Vertica Integration with Informatica PowerCenter: Connection Guide

About Vertica Connection Guides

Vertica connection guides provide basic instructions for connecting a third-party partner product to Vertica. Connection guides are based on our testing with specific versions of Vertica and the partner product.

Vertica and Informatica PowerCenter: Latest Versions Tested

Software Version
Partner Product

Informatica PowerCenter 10.5.3

Informatica PowerCenter Client Platform

Windows Server 2019 Standard

Informatica PowerCenter Server Platform

Windows Server 2019 Standard

Red Hat Enterprise Linux release 8.3

Vertica Client

Vertica ODBC 23.4.0

Vertica Server

Vertica Analytic Database 23.4.0

Informatica PowerCenter Overview

Informatica offers the PowerCenter platform for connecting to Vertica. PowerCenter is a scalable, high-performance enterprise ETL platform that provides the following major capabilities:

  • Data delivery: Performing ETL (extract, transform, load) and ELT (extract, load, transform) operations, moving data among various data sources
  • Data transformation: Basic, intermediate, and complex data transformation
  • Design and development environment: Team-based development capabilities
  • Metadata and modeling: Physical-to-logical data mapping, including graphical attribute-level mapping

PowerCenter10.5.3 includes the PowerExchange (PWX) Connector for Vertica. The PWX Connector for Vertica includes additional capabilities and performance improvements when connected to your Vertica database.

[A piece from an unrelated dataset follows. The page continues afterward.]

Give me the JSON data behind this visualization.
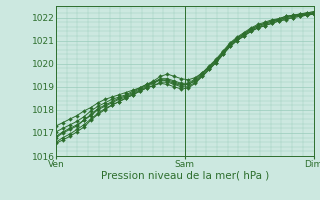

History of Integration Between Informatica and Vertica

Prior to PowerExchange (PWX), Vertica developed and supported two connectors for Informatica and Vertica:

  • In 2009, Vertica developed the Vertica Plug-in for Informatica. This connector used the native method of loading data from Informatica into Vertica.
  • In 2013, Vertica replaced the earlier Vertica Plug-in for Informatica with a Java plug-in that supported all operating system platforms. The plug-in ran on generic JDBC and ODBC connections and included new and improved features compared to the native plug-in.
  • In 2014, Informatica released the PWX Connector for Vertica. This connector includes enhancements to the partitioning and pushdown capabilities of Informatica. We recommend that you use the new PWX Connector for Vertica with Informatica PowerCenter 10.5.3 to connect to your Vertica database.

PowerExchange Features for Vertica

IT organizations can access data sources without having to develop custom data access utilities using a high-performance tool—PowerExchange (PWX) Connector for Vertica. PowerExchange Connector for Vertica provides connectivity between Informatica PowerCenter and Vertica. PWX uses the Vertica ODBC driver to write large volumes of data into your Vertica database.

The major features of PWX for Vertica include:

PWX for Vertica Feature Description

Bulk mode or relational mode for processing Vertica data

Bulk mode: Write large amounts of data to Vertica from multiple data sources. Bulk mode is only available for writing to Vertica.

Relational mode: Read data from a Vertica source and write data to a Vertica target. Relational mode supports pushdown optimization.

Design-time features

  • Preview source and target data before mapping.
  • Generate and execute DDL on Vertica.
  • Import Vertica tables.

Run-time features

  • Set the commit type, interval sources, and interval targets.
  • Update strategy: Data-driven approach to inserting, deleting, and updating data in Vertica.

Partitioning support

  • Key range: One or more ports make up a partition key.
  • Round robin: Data is distributed to one or more partitions.
  • Hash-based: Data is distributed to partitions in groups.

Uses Vertica COPY LOCAL statement for various partitions in the mapping pipeline.

SQL transformation

Flexibility to process logic per input row.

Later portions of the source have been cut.